The film’s conclusion simultaneously expresses its conceit and brilliance. Rudolf Höss departs a party celebrating the beginning of Germany’s extermination of Hungarian Jews via a dim, liminal stairway. Suddenly, Höss begins retching as if his insides are about to spew out from his mouth. He experiences a premonition by which the film takes us inside Auschwitz, the world-historic apex of genocidal extermination he scrupulously constructed for the very first time. We witness employees of the Auschwitz Museum dutifully sweeping the gas chambers and cleaning the ovens, preparing the memorial to receive visitors. We know the monument belongs to Höss’ victims and that he has been reduced to a mere historical footnote. In this sequence, Glazer blurs the boundaries between past and present, bridging the emotional and temporal distance he fastidiously maintained throughout the film. By finally allowing us to see the camp, Glazer necessarily invokes the military defeat of the Nazis, therefore implying Höss was a failure—if you can say that a devoted génocidaire personally responsible for exterminating over a million ‘undesirables’ failed.
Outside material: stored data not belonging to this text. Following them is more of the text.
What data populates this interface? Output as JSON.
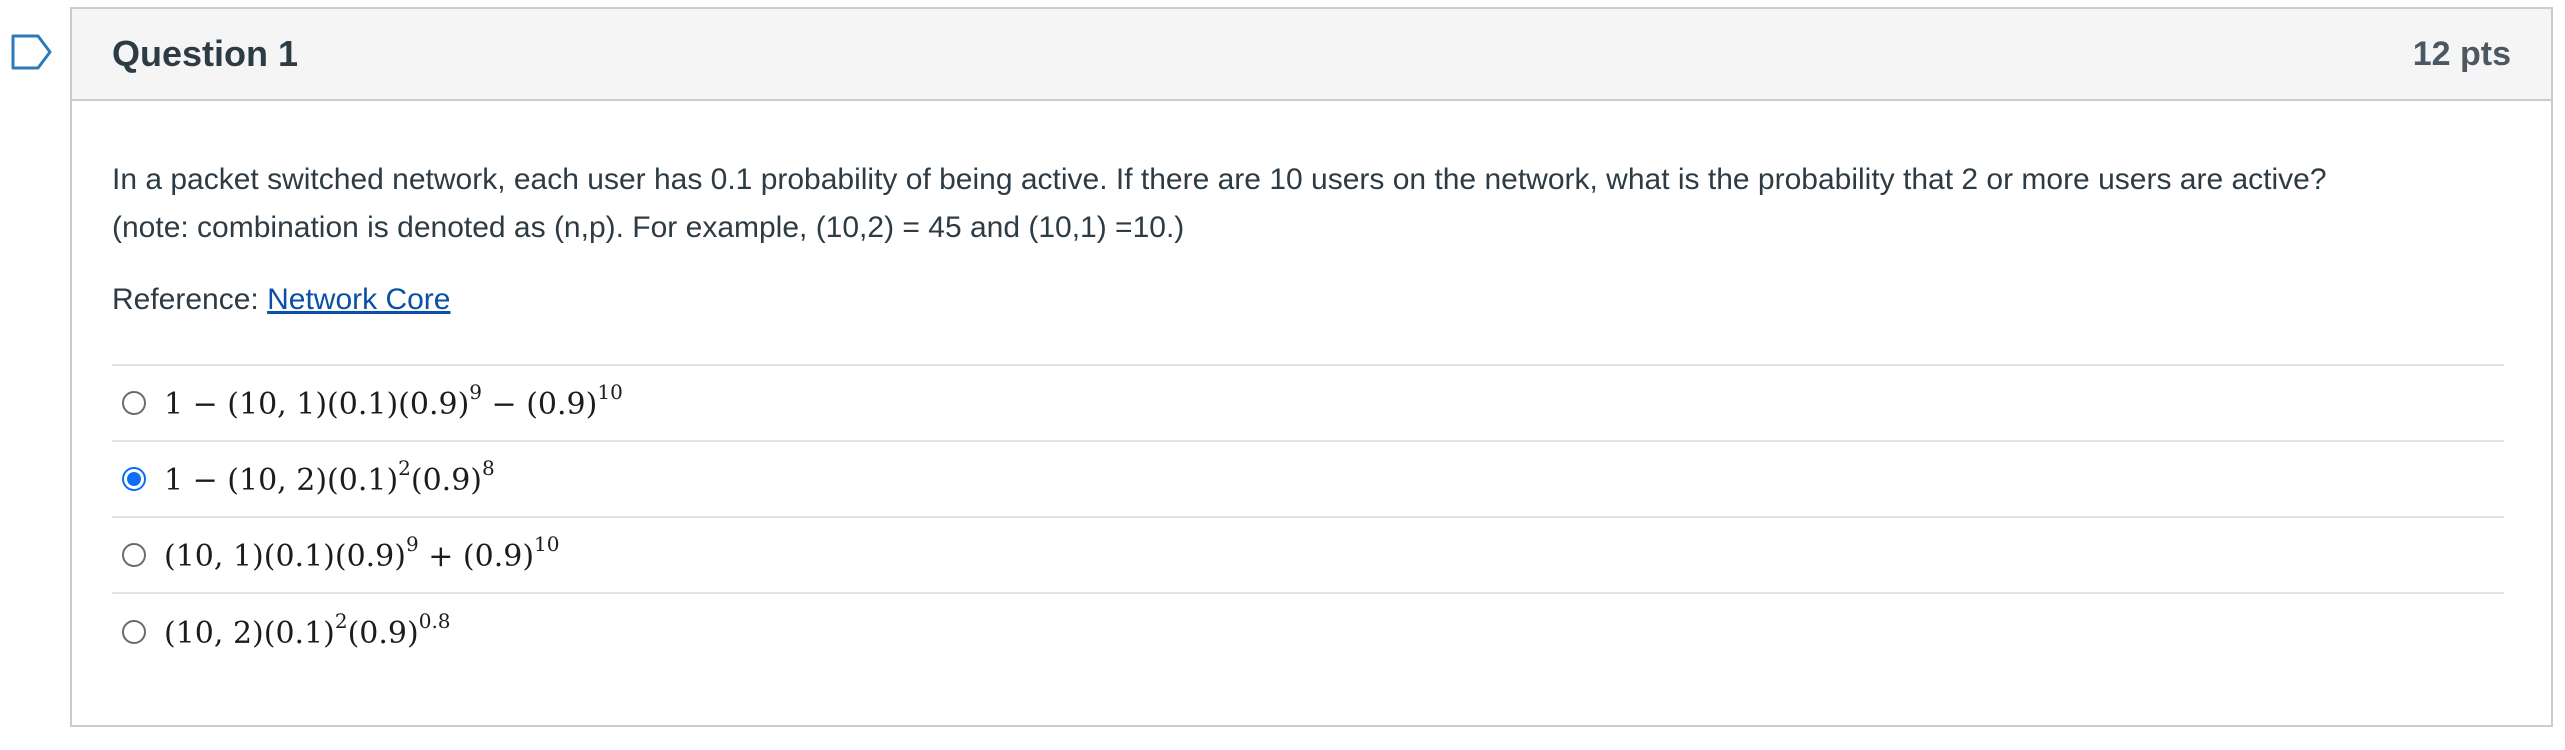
{
  "question": {
    "title": "Question 1",
    "points": "12 pts",
    "text_line1": "In a packet switched network, each user has 0.1 probability of being active. If there are 10 users on the network, what is the probability that 2 or more users are active?",
    "text_line2": "(note: combination is denoted as (n,p). For example, (10,2) = 45 and (10,1) =10.)",
    "reference_label": "Reference:",
    "reference_link": "Network Core"
  },
  "answers": [
    {
      "base": "1 − (10, 1)(0.1)(0.9)",
      "exp1": "9",
      "mid": " − (0.9)",
      "exp2": "10",
      "tail": "",
      "exp3": "",
      "selected": false
    },
    {
      "base": "1 − (10, 2)(0.1)",
      "exp1": "2",
      "mid": "(0.9)",
      "exp2": "8",
      "tail": "",
      "exp3": "",
      "selected": true
    },
    {
      "base": "(10, 1)(0.1)(0.9)",
      "exp1": "9",
      "mid": " + (0.9)",
      "exp2": "10",
      "tail": "",
      "exp3": "",
      "selected": false
    },
    {
      "base": "(10, 2)(0.1)",
      "exp1": "2",
      "mid": "(0.9)",
      "exp2": "0.8",
      "tail": "",
      "exp3": "",
      "selected": false
    }
  ],
  "colors": {
    "accent": "#0b6ef5",
    "link": "#0b4fa6",
    "border": "#c7cdd1",
    "header_bg": "#f5f5f5"
  },
  "icons": {
    "bookmark": "bookmark-flag-icon"
  }
}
However, this newfound cathartic proximity is juxtaposed with a symbolic separation, represented by the glass through which we view the shoes of exterminated Jews. Despite the transparency of the glass, which contrasts with the opaque walls of the camp observed earlier, it serves as a reminder of the enduring barriers between us and the essence of the historical atrocity being depicted. Thus, while Glazer may have written the film’s language in that of Theodor Adorno’s proscription that “there can be no poetry after Auschwitz”, The Zone of Interest undeniably rhymes.